Outras vezes, a fina ironia se revela nos traços que tornam inconfundíveis
personalidades da velha política baratista e dos novos coronéis, como na série
sobre os Barbalho, tucanos & outros bichos embaralhando cartas para decidir
o eterno retorno do mesmo à côté de uma garrafa de pinga... Outras vezes, a
ironia recai sobre a desastrada e autoritária intrusão do poder central na
região, como na impagável caricatura de um Lula cangaceiro vendo-se no espelho
como um Bonaparte. Invariavelmente, LuísPê, como assina, consegue nos levar ao
riso e até rir de nós mesmos. Com a força do seu traçado, a imagem gráfica no
JP potencializa a escrita incômoda, áspera, incisiva, criando uma feliz
sintonia de linguagens entre os dois irmãos-amigos; uma amizade que se afirma
na mútua admiração.
Lúcio Flávio Pinto
tem consciência da singularidade da experiência solitária do JP no campo
jornalístico, e do desafio que colocou a si mesmo, ao decidir encarar esta
empreitada na companhia de uma única pessoa: o amigo-irmão, chargista, artista
gráfico e músico, que além de assinar os desenhos da primeira página faz mini
incursões internas com outras ilustrações, quando lhe apraz e é seu editor. O JP
é o que é pela irreverência, o humor e a sátira inteligente traduzidos com
talento nos traços de LuisPê, ele também vítima do mau humor próprio de
ditadores e tiranos que não toleram que se riem deles.

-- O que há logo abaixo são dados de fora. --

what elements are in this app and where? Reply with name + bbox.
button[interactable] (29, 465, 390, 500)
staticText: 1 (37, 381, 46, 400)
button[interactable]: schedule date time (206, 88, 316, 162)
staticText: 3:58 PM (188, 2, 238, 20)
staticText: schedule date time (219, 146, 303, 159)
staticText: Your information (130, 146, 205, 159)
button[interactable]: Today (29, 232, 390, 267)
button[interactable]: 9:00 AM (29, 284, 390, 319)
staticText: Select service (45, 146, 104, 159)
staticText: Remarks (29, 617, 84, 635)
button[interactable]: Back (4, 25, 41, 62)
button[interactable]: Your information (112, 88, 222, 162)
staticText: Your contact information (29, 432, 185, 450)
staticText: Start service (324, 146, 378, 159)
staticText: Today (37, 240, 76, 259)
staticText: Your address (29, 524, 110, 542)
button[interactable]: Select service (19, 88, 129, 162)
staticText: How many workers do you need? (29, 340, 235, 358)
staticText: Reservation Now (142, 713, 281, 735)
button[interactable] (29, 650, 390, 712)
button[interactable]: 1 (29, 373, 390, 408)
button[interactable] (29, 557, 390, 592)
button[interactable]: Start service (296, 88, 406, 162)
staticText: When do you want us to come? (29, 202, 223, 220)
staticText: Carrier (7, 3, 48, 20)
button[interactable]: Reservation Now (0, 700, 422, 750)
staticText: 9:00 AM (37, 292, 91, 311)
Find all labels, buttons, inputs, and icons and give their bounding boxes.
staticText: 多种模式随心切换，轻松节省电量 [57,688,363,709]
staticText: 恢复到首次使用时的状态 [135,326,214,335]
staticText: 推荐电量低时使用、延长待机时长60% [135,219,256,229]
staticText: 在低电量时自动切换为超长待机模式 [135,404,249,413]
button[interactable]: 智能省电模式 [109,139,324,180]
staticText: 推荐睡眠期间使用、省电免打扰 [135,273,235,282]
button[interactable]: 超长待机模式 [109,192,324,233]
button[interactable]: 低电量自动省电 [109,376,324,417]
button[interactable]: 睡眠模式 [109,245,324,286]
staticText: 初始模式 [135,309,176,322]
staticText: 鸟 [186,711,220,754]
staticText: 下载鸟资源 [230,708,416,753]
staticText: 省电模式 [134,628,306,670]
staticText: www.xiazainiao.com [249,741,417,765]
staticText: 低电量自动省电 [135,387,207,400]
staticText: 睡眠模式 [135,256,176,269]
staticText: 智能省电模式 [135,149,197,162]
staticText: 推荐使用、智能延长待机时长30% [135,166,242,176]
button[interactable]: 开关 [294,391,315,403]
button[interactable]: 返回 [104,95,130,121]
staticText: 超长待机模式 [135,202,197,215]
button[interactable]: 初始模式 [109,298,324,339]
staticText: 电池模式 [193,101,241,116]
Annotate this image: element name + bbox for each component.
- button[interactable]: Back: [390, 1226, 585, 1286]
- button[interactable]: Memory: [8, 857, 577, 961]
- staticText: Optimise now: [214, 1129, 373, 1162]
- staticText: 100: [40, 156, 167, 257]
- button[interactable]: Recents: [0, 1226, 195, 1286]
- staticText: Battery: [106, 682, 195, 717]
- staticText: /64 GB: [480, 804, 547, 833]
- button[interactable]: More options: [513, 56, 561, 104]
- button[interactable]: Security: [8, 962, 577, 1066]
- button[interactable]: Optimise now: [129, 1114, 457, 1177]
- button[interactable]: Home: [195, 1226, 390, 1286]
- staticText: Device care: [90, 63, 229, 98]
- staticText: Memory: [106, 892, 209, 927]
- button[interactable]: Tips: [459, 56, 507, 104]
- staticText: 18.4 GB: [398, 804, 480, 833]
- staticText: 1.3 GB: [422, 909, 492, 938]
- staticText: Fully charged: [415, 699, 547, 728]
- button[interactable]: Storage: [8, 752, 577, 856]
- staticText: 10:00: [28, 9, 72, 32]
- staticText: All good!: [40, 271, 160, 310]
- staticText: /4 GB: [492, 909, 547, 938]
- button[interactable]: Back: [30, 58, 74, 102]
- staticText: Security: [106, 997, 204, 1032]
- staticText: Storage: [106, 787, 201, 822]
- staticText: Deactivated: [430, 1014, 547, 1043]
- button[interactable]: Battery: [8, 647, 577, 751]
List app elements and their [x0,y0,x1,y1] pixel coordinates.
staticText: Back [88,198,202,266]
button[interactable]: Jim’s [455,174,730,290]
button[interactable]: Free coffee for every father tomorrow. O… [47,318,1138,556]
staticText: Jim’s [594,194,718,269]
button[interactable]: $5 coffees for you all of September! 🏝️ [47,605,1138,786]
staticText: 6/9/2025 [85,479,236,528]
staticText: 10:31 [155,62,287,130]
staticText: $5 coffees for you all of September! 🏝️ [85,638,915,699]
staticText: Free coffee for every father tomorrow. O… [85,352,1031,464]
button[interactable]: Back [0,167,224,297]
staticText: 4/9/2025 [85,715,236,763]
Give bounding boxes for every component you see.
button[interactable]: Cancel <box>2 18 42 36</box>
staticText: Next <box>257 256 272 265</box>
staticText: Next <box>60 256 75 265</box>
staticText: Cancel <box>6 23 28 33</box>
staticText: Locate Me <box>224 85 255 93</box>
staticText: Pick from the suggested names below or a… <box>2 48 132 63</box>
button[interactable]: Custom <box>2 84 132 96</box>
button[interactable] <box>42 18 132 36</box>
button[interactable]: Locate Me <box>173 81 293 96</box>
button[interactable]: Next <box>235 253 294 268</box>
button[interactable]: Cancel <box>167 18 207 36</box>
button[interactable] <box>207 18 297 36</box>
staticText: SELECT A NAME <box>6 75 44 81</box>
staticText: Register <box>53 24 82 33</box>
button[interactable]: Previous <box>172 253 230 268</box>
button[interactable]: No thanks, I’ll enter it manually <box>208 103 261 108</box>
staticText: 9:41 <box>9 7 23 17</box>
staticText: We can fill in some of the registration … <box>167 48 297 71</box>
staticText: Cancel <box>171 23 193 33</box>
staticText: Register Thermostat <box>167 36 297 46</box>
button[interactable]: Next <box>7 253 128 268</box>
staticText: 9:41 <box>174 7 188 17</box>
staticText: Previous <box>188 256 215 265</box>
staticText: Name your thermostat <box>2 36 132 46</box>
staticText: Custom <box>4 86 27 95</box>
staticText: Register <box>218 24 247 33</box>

Foi este tipo de
intolerância que levou Luís Pinto à perda do emprego de chargista em O Liberal,
no dia seguinte em que decidiu submeter o patrão, um dos donos do jornal, ao teste
de resistência à ironia de seu traçado. Assim, seu gesto de irreverência e
coragem reatualizou para todos nós um dos extraordinários poderes da arte cômica
e da arte crítica: provocar incômodo aos donos do poder. Testar-lhes a
capacidade de tolerância e civilidade já que costumam apresentar-se como arautos
da modernidade, quando em realidade, quase sempre, não passam de simulacros do
que professam de si mesmos. A manchete-ilustrada “O rei da quitanda”, uma das
capas mais provocadoras e também um dos números mais lidos da coleção JP,
resultou em mais um ato de intolerância: uma outra ação judicial contra Lúcio
Flávio Pinto por “dano moral”!
Incapazes de rirem
de si mesmos e do ridículo da arrogância e da presunção humana, os donos do
poder local preferem refugiar-se no Tribunal de Belém, onde apostam na cumplicidade
da acolhida, para de dentro da corte acionarem seus revides mesquinhos contra a
arte libertária do pensamento, do julgamento e do riso, fundamental numa cidade
estrangulada pelas leis do silêncio. Uma cidade no século XXI que mais se
parece à remota Dublin de Joyce, colônia inglesa atrasada e convulsiva... Por
essa razão é difícil aceitar sem espernear a existência de um JP-Prometeu
tropical, aprisionado nos porões de um Tribunal de arbitragem; precisamos dele livre
como do ar que se respira.
A VONTADE DE PUNIR E A DESMORALIZAÇÃO DO TRIBUNAL
Doze de março de
2013 é uma data emblemática para a história da perseguição política ao
jornalismo independente no Pará, tendo como principal protagonista o Tribunal
de Justiça do Estado. Foi nesta data que o jornalista Lúcio Flávio Pinto
depositou na conta do poder judiciário o valor monetário de R$ 25.116,75,
recolhido na campanha pública Somos Todos Lucio Flavio Pinto, criada pelos
amigos em solidariedade ao jornalista-réu. O Tribunal do Pará o condenou e o obrigou
a pagar este valor aos herdeiros e sócios do empreiteiro-grileiro Cecílio de
Rego Almeida, como indenização por supostos “danos morais”. O dano teria se
materializado no fato do jornalista ter usado a expressão “pirata fundiário”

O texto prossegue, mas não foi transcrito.